54. Promesas de hojalata
Solos bajo la protección del olivo, nos miramos de verdad. Habíamos trabajado juntos en la recogida de la aceituna, pero no habíamos intimado. Aquel chico tan desenvuelto siempre me había gustado, aunque él nunca había mostrado ningún interés por mí.
La noche era calurosa, él observaba con descaro mi canelillo que iba alternando con mis ojos y sonreía al verme inquieta. Un escalofrío recorría mi espalda; él sintiendo mi excitación, intentó besarme. Yo lo rechacé, fue un impulso del que me arrepentí de inmediato, ya que lo deseaba tanto como él.
Esa contradicción martilleaba mi mente, pensando que no lo volvería a intentar. A grandes bocanadas inhalaba el humo de su cigarro para después entornando los ojos, exhalarlo con gesto pensativo. Unas voces cercanas nos alertaron de que los amigos que esperábamos para ir al pueblo de al lado a celebrar la noche de San Juan, llegaban.
No me prestó atención en toda la noche. No hablamos de lo acontecido. Yo seguía culpándome.

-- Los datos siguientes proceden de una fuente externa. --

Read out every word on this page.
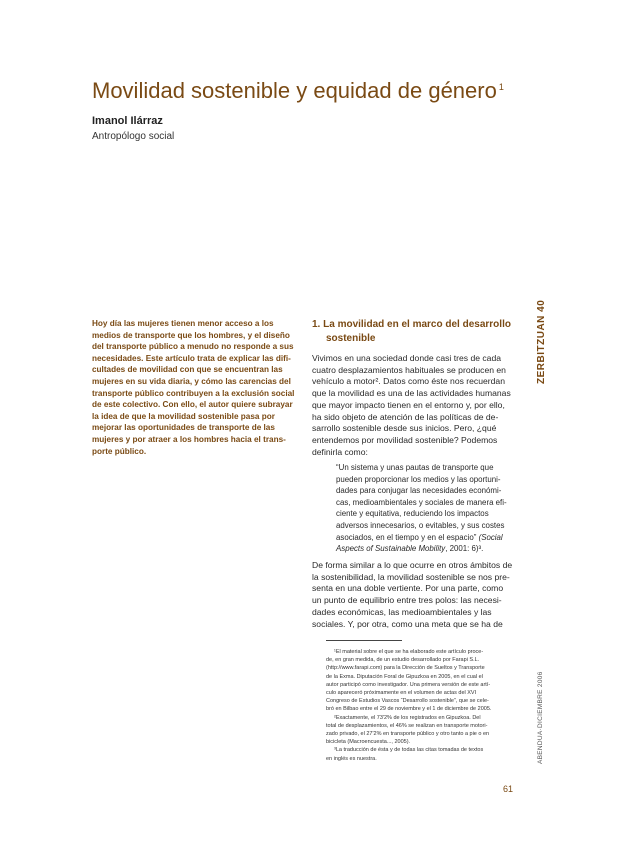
Movilidad sostenible y equidad de género $^1$
Imanol Ilárraz
Antropólogo social
Hoy día las mujeres tienen menor acceso a los
medios de transporte que los hombres, y el diseño
del transporte público a menudo no responde a sus
necesidades. Este artículo trata de explicar las difi-
cultades de movilidad con que se encuentran las
mujeres en su vida diaria, y cómo las carencias del
transporte público contribuyen a la exclusión social
de este colectivo. Con ello, el autor quiere subrayar
la idea de que la movilidad sostenible pasa por
mejorar las oportunidades de transporte de las
mujeres y por atraer a los hombres hacia el trans-
porte público.
1. La movilidad en el marco del desarrollo
sostenible
Vivimos en una sociedad donde casi tres de cada
cuatro desplazamientos habituales se producen en
vehículo a motor². Datos como éste nos recuerdan
que la movilidad es una de las actividades humanas
que mayor impacto tienen en el entorno y, por ello,
ha sido objeto de atención de las políticas de de-
sarrollo sostenible desde sus inicios. Pero, ¿qué
entendemos por movilidad sostenible? Podemos
definirla como:
“Un sistema y unas pautas de transporte que
pueden proporcionar los medios y las oportuni-
dades para conjugar las necesidades económi-
cas, medioambientales y sociales de manera efi-
ciente y equitativa, reduciendo los impactos
adversos innecesarios, o evitables, y sus costes
asociados, en el tiempo y en el espacio” (Social
Aspects of Sustainable Mobility, 2001: 6)³.
De forma similar a lo que ocurre en otros ámbitos de
la sostenibilidad, la movilidad sostenible se nos pre-
senta en una doble vertiente. Por una parte, como
un punto de equilibrio entre tres polos: las necesi-
dades económicas, las medioambientales y las
sociales. Y, por otra, como una meta que se ha de
¹El material sobre el que se ha elaborado este artículo proce-
de, en gran medida, de un estudio desarrollado por Farapi S.L.
(http://www.farapi.com) para la Dirección de Sueltos y Transporte
de la Exma. Diputación Foral de Gipuzkoa en 2005, en el cual el
autor participó como investigador. Una primera versión de este artí-
culo apareceró próximamente en el volumen de actas del XVI
Congreso de Estudios Vascos “Desarrollo sostenible”, que se cele-
bró en Bilbao entre el 29 de noviembre y el 1 de diciembre de 2005.
²Exactamente, el 73'2% de los registrados en Gipuzkoa. Del
total de desplazamientos, el 46% se realizan en transporte motori-
zado privado, el 27'2% en transporte público y otro tanto a pie o en
bicicleta (Macroencuesta..., 2005).
³La traducción de ésta y de todas las citas tomadas de textos
en inglés es nuestra.
ZERBITZUAN 40
ABENDUA·DICIEMBRE 2006
61
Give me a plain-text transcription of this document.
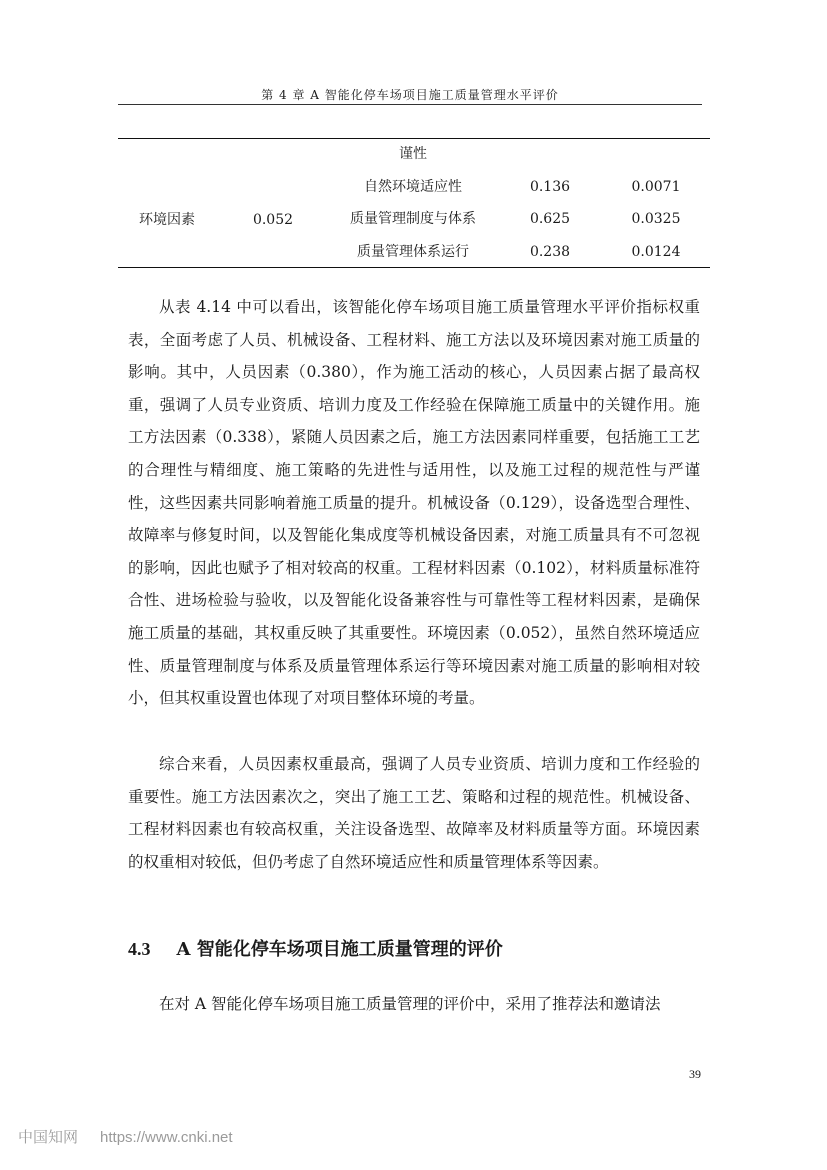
第 4 章 A 智能化停车场项目施工质量管理水平评价
谨性
环境因素	0.052
自然环境适应性	0.136	0.0071
质量管理制度与体系	0.625	0.0325
质量管理体系运行	0.238	0.0124

从表 4.14 中可以看出，该智能化停车场项目施工质量管理水平评价指标权重表，全面考虑了人员、机械设备、工程材料、施工方法以及环境因素对施工质量的影响。其中，人员因素（0.380），作为施工活动的核心，人员因素占据了最高权重，强调了人员专业资质、培训力度及工作经验在保障施工质量中的关键作用。施工方法因素（0.338），紧随人员因素之后，施工方法因素同样重要，包括施工工艺的合理性与精细度、施工策略的先进性与适用性，以及施工过程的规范性与严谨性，这些因素共同影响着施工质量的提升。机械设备（0.129），设备选型合理性、故障率与修复时间，以及智能化集成度等机械设备因素，对施工质量具有不可忽视的影响，因此也赋予了相对较高的权重。工程材料因素（0.102），材料质量标准符合性、进场检验与验收，以及智能化设备兼容性与可靠性等工程材料因素，是确保施工质量的基础，其权重反映了其重要性。环境因素（0.052），虽然自然环境适应性、质量管理制度与体系及质量管理体系运行等环境因素对施工质量的影响相对较小，但其权重设置也体现了对项目整体环境的考量。

综合来看，人员因素权重最高，强调了人员专业资质、培训力度和工作经验的重要性。施工方法因素次之，突出了施工工艺、策略和过程的规范性。机械设备、工程材料因素也有较高权重，关注设备选型、故障率及材料质量等方面。环境因素的权重相对较低，但仍考虑了自然环境适应性和质量管理体系等因素。

4.3 A 智能化停车场项目施工质量管理的评价

在对 A 智能化停车场项目施工质量管理的评价中，采用了推荐法和邀请法

39
中国知网 https://www.cnki.net
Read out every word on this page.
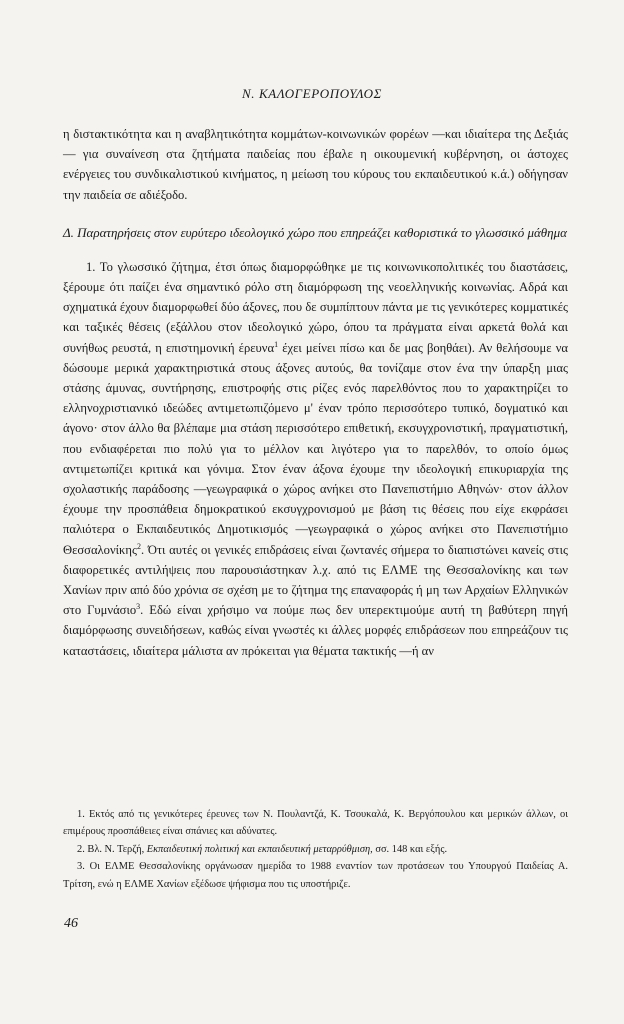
Ν. ΚΑΛΟΓΕΡΟΠΟΥΛΟΣ

η διστακτικότητα και η αναβλητικότητα κομμάτων-κοινωνικών φορέων —και ιδιαίτερα της Δεξιάς— για συναίνεση στα ζητήματα παιδείας που έβαλε η οικουμενική κυβέρνηση, οι άστοχες ενέργειες του συνδικαλιστικού κινήματος, η μείωση του κύρους του εκπαιδευτικού κ.ά.) οδήγησαν την παιδεία σε αδιέξοδο.

Δ. Παρατηρήσεις στον ευρύτερο ιδεολογικό χώρο που επηρεάζει καθοριστικά το γλωσσικό μάθημα

1. Το γλωσσικό ζήτημα, έτσι όπως διαμορφώθηκε με τις κοινωνικοπολιτικές του διαστάσεις, ξέρουμε ότι παίζει ένα σημαντικό ρόλο στη διαμόρφωση της νεοελληνικής κοινωνίας. Αδρά και σχηματικά έχουν διαμορφωθεί δύο άξονες, που δε συμπίπτουν πάντα με τις γενικότερες κομματικές και ταξικές θέσεις (εξάλλου στον ιδεολογικό χώρο, όπου τα πράγματα είναι αρκετά θολά και συνήθως ρευστά, η επιστημονική έρευνα$^1$ έχει μείνει πίσω και δε μας βοηθάει). Αν θελήσουμε να δώσουμε μερικά χαρακτηριστικά στους άξονες αυτούς, θα τονίζαμε στον ένα την ύπαρξη μιας στάσης άμυνας, συντήρησης, επιστροφής στις ρίζες ενός παρελθόντος που το χαρακτηρίζει το ελληνοχριστιανικό ιδεώδες αντιμετωπιζόμενο μ' έναν τρόπο περισσότερο τυπικό, δογματικό και άγονο· στον άλλο θα βλέπαμε μια στάση περισσότερο επιθετική, εκσυγχρονιστική, πραγματιστική, που ενδιαφέρεται πιο πολύ για το μέλλον και λιγότερο για το παρελθόν, το οποίο όμως αντιμετωπίζει κριτικά και γόνιμα. Στον έναν άξονα έχουμε την ιδεολογική επικυριαρχία της σχολαστικής παράδοσης —γεωγραφικά ο χώρος ανήκει στο Πανεπιστήμιο Αθηνών· στον άλλον έχουμε την προσπάθεια δημοκρατικού εκσυγχρονισμού με βάση τις θέσεις που είχε εκφράσει παλιότερα ο Εκπαιδευτικός Δημοτικισμός —γεωγραφικά ο χώρος ανήκει στο Πανεπιστήμιο Θεσσαλονίκης$^2$. Ότι αυτές οι γενικές επιδράσεις είναι ζωντανές σήμερα το διαπιστώνει κανείς στις διαφορετικές αντιλήψεις που παρουσιάστηκαν λ.χ. από τις ΕΛΜΕ της Θεσσαλονίκης και των Χανίων πριν από δύο χρόνια σε σχέση με το ζήτημα της επαναφοράς ή μη των Αρχαίων Ελληνικών στο Γυμνάσιο$^3$. Εδώ είναι χρήσιμο να πούμε πως δεν υπερεκτιμούμε αυτή τη βαθύτερη πηγή διαμόρφωσης συνειδήσεων, καθώς είναι γνωστές κι άλλες μορφές επιδράσεων που επηρεάζουν τις καταστάσεις, ιδιαίτερα μάλιστα αν πρόκειται για θέματα τακτικής —ή αν

1. Εκτός από τις γενικότερες έρευνες των Ν. Πουλαντζά, Κ. Τσουκαλά, Κ. Βεργόπουλου και μερικών άλλων, οι επιμέρους προσπάθειες είναι σπάνιες και αδύνατες.

2. Βλ. Ν. Τερζή, Εκπαιδευτική πολιτική και εκπαιδευτική μεταρρύθμιση, σσ. 148 και εξής.

3. Οι ΕΛΜΕ Θεσσαλονίκης οργάνωσαν ημερίδα το 1988 εναντίον των προτάσεων του Υπουργού Παιδείας Α. Τρίτση, ενώ η ΕΛΜΕ Χανίων εξέδωσε ψήφισμα που τις υποστήριζε.

46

De regreso, ya casi amaneciendo, volvimos por el mismo sendero; los olivos despertaban perezosos de la noche más corta del año; el sol brillaba sobre las hojas de hojalata. Mi corazón se alteró y aproveché mi excitación, para hablarle de mis sentimientos. Volvimos a sentarnos al amparo del olivo. No hubo casi palabras, solo un festival de caricias que la amanecida nos regalaba, y alguna que otra promesa difícil de cumplir.